"""Knot line visualization for B-spline and THB-spline geometries.
Knot lines are the element (knot-span) boundaries drawn on the rendered
geometry/field:
- **dim=1 (curves)**: knot *points* — evaluate the curve at each interior knot.
- **dim=2/3 (surfaces/volumes)**: the **cell boundaries** of the VTK Bézier-cell
decomposition. Because Bézier extraction yields one VTK cell per element, the
boundary edges of those cells *are* the knot lines.

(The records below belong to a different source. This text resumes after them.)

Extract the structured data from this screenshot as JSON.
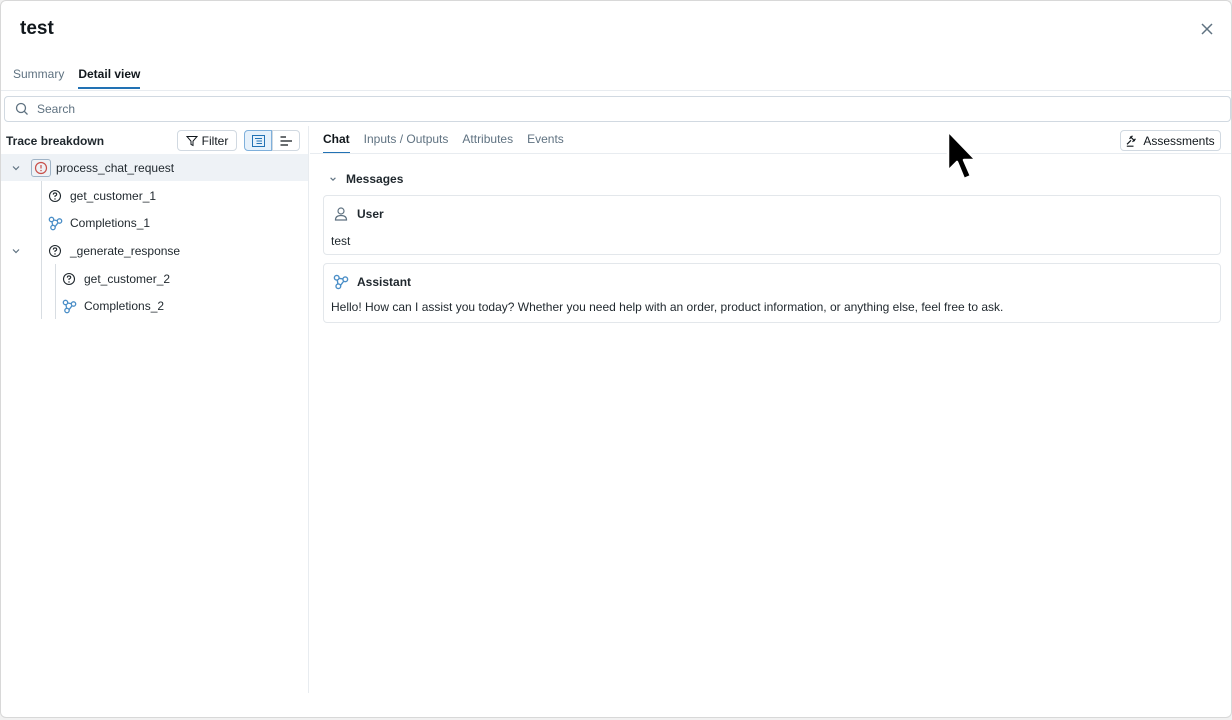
{
  "modal": {
    "title": "test"
  },
  "tabs": [
    {
      "label": "Summary"
    },
    {
      "label": "Detail view"
    }
  ],
  "search": {
    "placeholder": "Search",
    "value": ""
  },
  "trace": {
    "title": "Trace breakdown",
    "filter_label": "Filter",
    "items": [
      {
        "label": "process_chat_request",
        "icon": "warning-circle-icon"
      },
      {
        "label": "get_customer_1",
        "icon": "question-circle-icon"
      },
      {
        "label": "Completions_1",
        "icon": "llm-model-icon"
      },
      {
        "label": "_generate_response",
        "icon": "question-circle-icon"
      },
      {
        "label": "get_customer_2",
        "icon": "question-circle-icon"
      },
      {
        "label": "Completions_2",
        "icon": "llm-model-icon"
      }
    ]
  },
  "detail": {
    "tabs": [
      {
        "label": "Chat"
      },
      {
        "label": "Inputs / Outputs"
      },
      {
        "label": "Attributes"
      },
      {
        "label": "Events"
      }
    ],
    "assessments_label": "Assessments",
    "messages_header": "Messages",
    "messages": [
      {
        "role": "User",
        "icon": "user-icon",
        "content": "test"
      },
      {
        "role": "Assistant",
        "icon": "llm-model-icon",
        "content": "Hello! How can I assist you today? Whether you need help with an order, product information, or anything else, feel free to ask."
      }
    ]
  },
  "colors": {
    "accent": "#2272b4",
    "llm_icon": "#4a8ec7",
    "error_icon": "#c8504b"
  }
}
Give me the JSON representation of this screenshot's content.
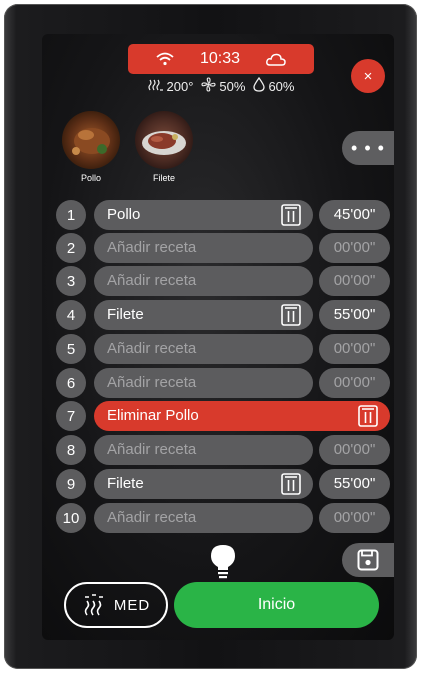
{
  "status": {
    "wifi_icon": "wifi-icon",
    "time": "10:33",
    "cloud_icon": "cloud-icon",
    "color": "#d83a2c"
  },
  "readouts": {
    "temperature": "200°",
    "fan": "50%",
    "humidity": "60%"
  },
  "favorites": [
    {
      "label": "Pollo"
    },
    {
      "label": "Filete"
    }
  ],
  "more_label": "• • •",
  "close_label": "×",
  "slots": [
    {
      "num": "1",
      "name": "Pollo",
      "time": "45'00\""
    },
    {
      "num": "2",
      "name": "Añadir receta",
      "time": "00'00\""
    },
    {
      "num": "3",
      "name": "Añadir receta",
      "time": "00'00\""
    },
    {
      "num": "4",
      "name": "Filete",
      "time": "55'00\""
    },
    {
      "num": "5",
      "name": "Añadir receta",
      "time": "00'00\""
    },
    {
      "num": "6",
      "name": "Añadir receta",
      "time": "00'00\""
    },
    {
      "num": "7",
      "name": "Eliminar Pollo",
      "time": ""
    },
    {
      "num": "8",
      "name": "Añadir receta",
      "time": "00'00\""
    },
    {
      "num": "9",
      "name": "Filete",
      "time": "55'00\""
    },
    {
      "num": "10",
      "name": "Añadir receta",
      "time": "00'00\""
    }
  ],
  "steam": {
    "label": "MED"
  },
  "start": {
    "label": "Inicio",
    "color": "#2ab447"
  }
}
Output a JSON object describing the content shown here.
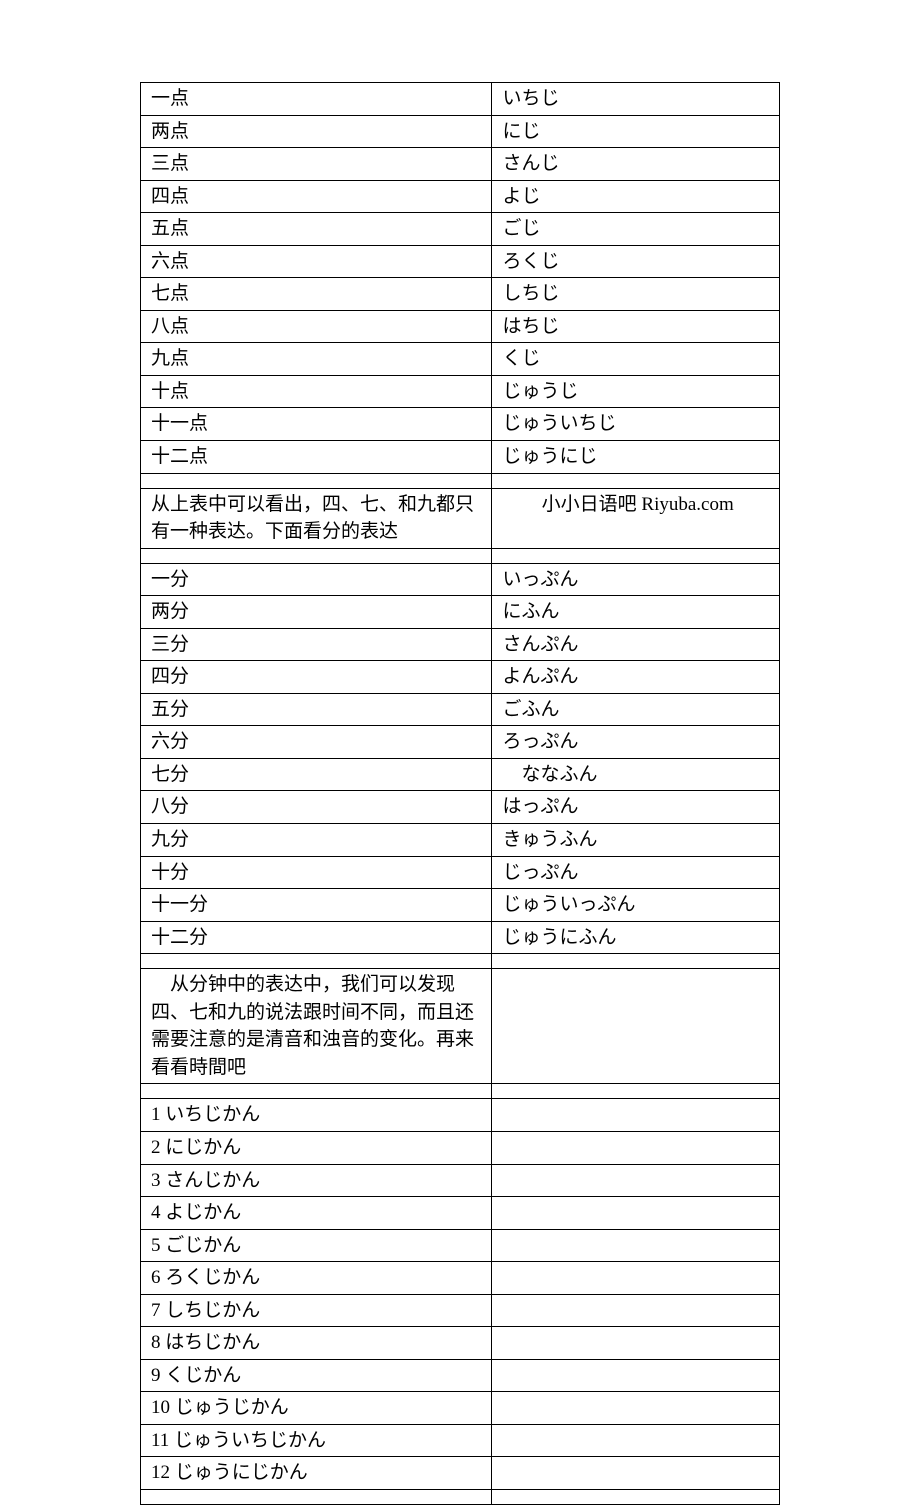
{
  "hours": [
    {
      "cn": "一点",
      "jp": "いちじ"
    },
    {
      "cn": "两点",
      "jp": "にじ"
    },
    {
      "cn": "三点",
      "jp": "さんじ"
    },
    {
      "cn": "四点",
      "jp": "よじ"
    },
    {
      "cn": "五点",
      "jp": "ごじ"
    },
    {
      "cn": "六点",
      "jp": "ろくじ"
    },
    {
      "cn": "七点",
      "jp": "しちじ"
    },
    {
      "cn": "八点",
      "jp": "はちじ"
    },
    {
      "cn": "九点",
      "jp": "くじ"
    },
    {
      "cn": "十点",
      "jp": "じゅうじ"
    },
    {
      "cn": "十一点",
      "jp": "じゅういちじ"
    },
    {
      "cn": "十二点",
      "jp": "じゅうにじ"
    }
  ],
  "note1_left": "从上表中可以看出，四、七、和九都只有一种表达。下面看分的表达",
  "note1_right": "小小日语吧 Riyuba.com",
  "minutes": [
    {
      "cn": "一分",
      "jp": "いっぷん"
    },
    {
      "cn": "两分",
      "jp": "にふん"
    },
    {
      "cn": "三分",
      "jp": "さんぷん"
    },
    {
      "cn": "四分",
      "jp": "よんぷん"
    },
    {
      "cn": "五分",
      "jp": "ごふん"
    },
    {
      "cn": "六分",
      "jp": "ろっぷん"
    },
    {
      "cn": "七分",
      "jp": "　ななふん"
    },
    {
      "cn": "八分",
      "jp": "はっぷん"
    },
    {
      "cn": "九分",
      "jp": "きゅうふん"
    },
    {
      "cn": "十分",
      "jp": "じっぷん"
    },
    {
      "cn": "十一分",
      "jp": "じゅういっぷん"
    },
    {
      "cn": "十二分",
      "jp": "じゅうにふん"
    }
  ],
  "note2": "　从分钟中的表达中，我们可以发现四、七和九的说法跟时间不同，而且还需要注意的是清音和浊音的变化。再来看看時間吧",
  "durations": [
    "1 いちじかん",
    "2 にじかん",
    "3 さんじかん",
    "4 よじかん",
    "5 ごじかん",
    "6 ろくじかん",
    "7 しちじかん",
    "8 はちじかん",
    "9 くじかん",
    "10 じゅうじかん",
    "11 じゅういちじかん",
    "12 じゅうにじかん"
  ]
}
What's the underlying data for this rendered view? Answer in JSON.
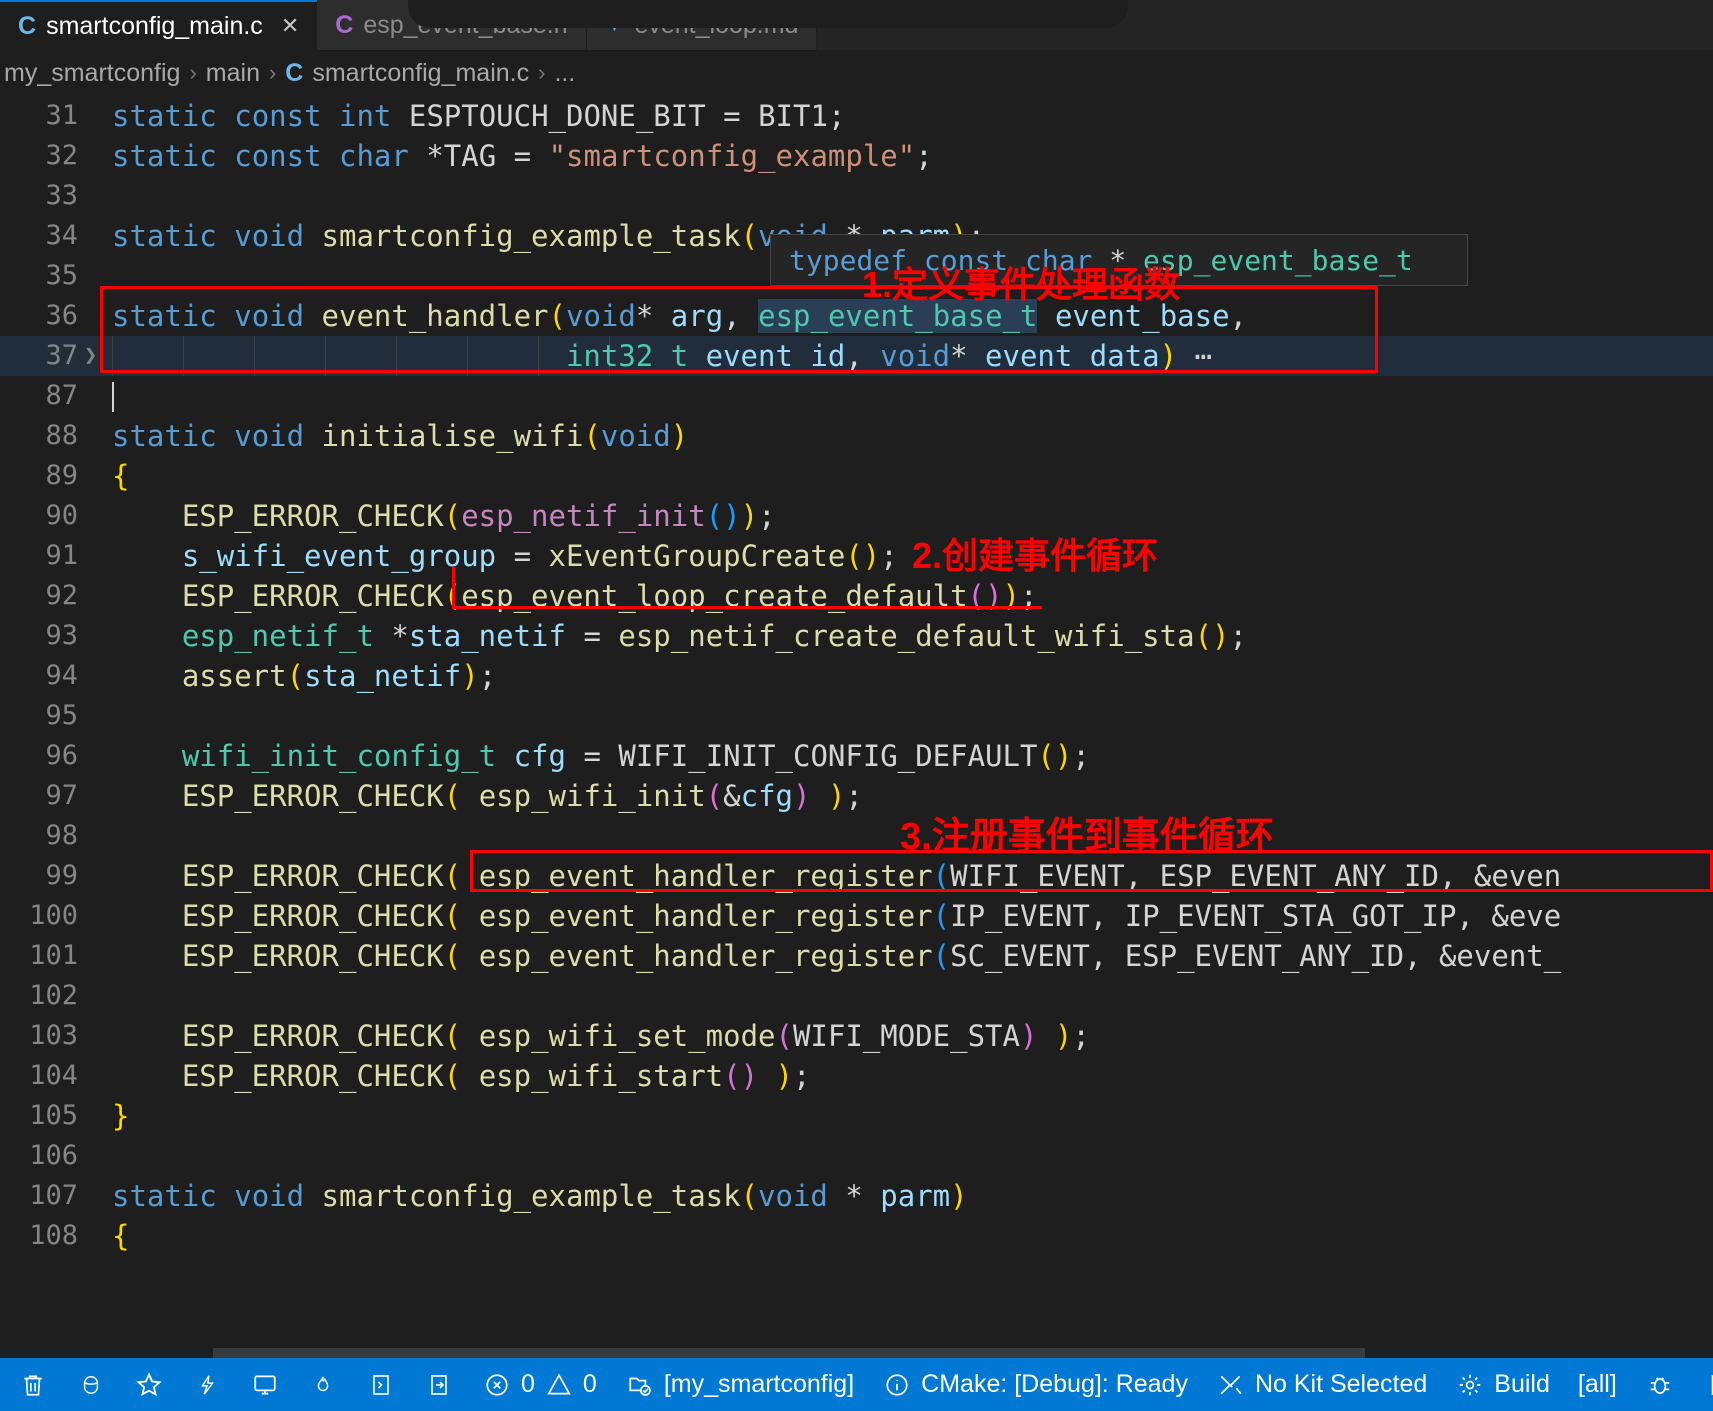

For dim ≥ 2 the boundaries are obtained by tessellating each Bézier cell at the
**same subdivision level the surface uses** and extracting the tessellated cell
boundary with :meth:`pyvista.DataSet.extract_feature_edges` — the perimeter
edges for a surface patch, or (for a volume) the feature edges of the cell's
bounding surface. The resulting edges therefore share the surface's facet
vertices exactly: they lie *on* the rendered surface (no facet-vs-curve
mismatch) and VTK's coincident-topology resolution keeps them from z-fighting.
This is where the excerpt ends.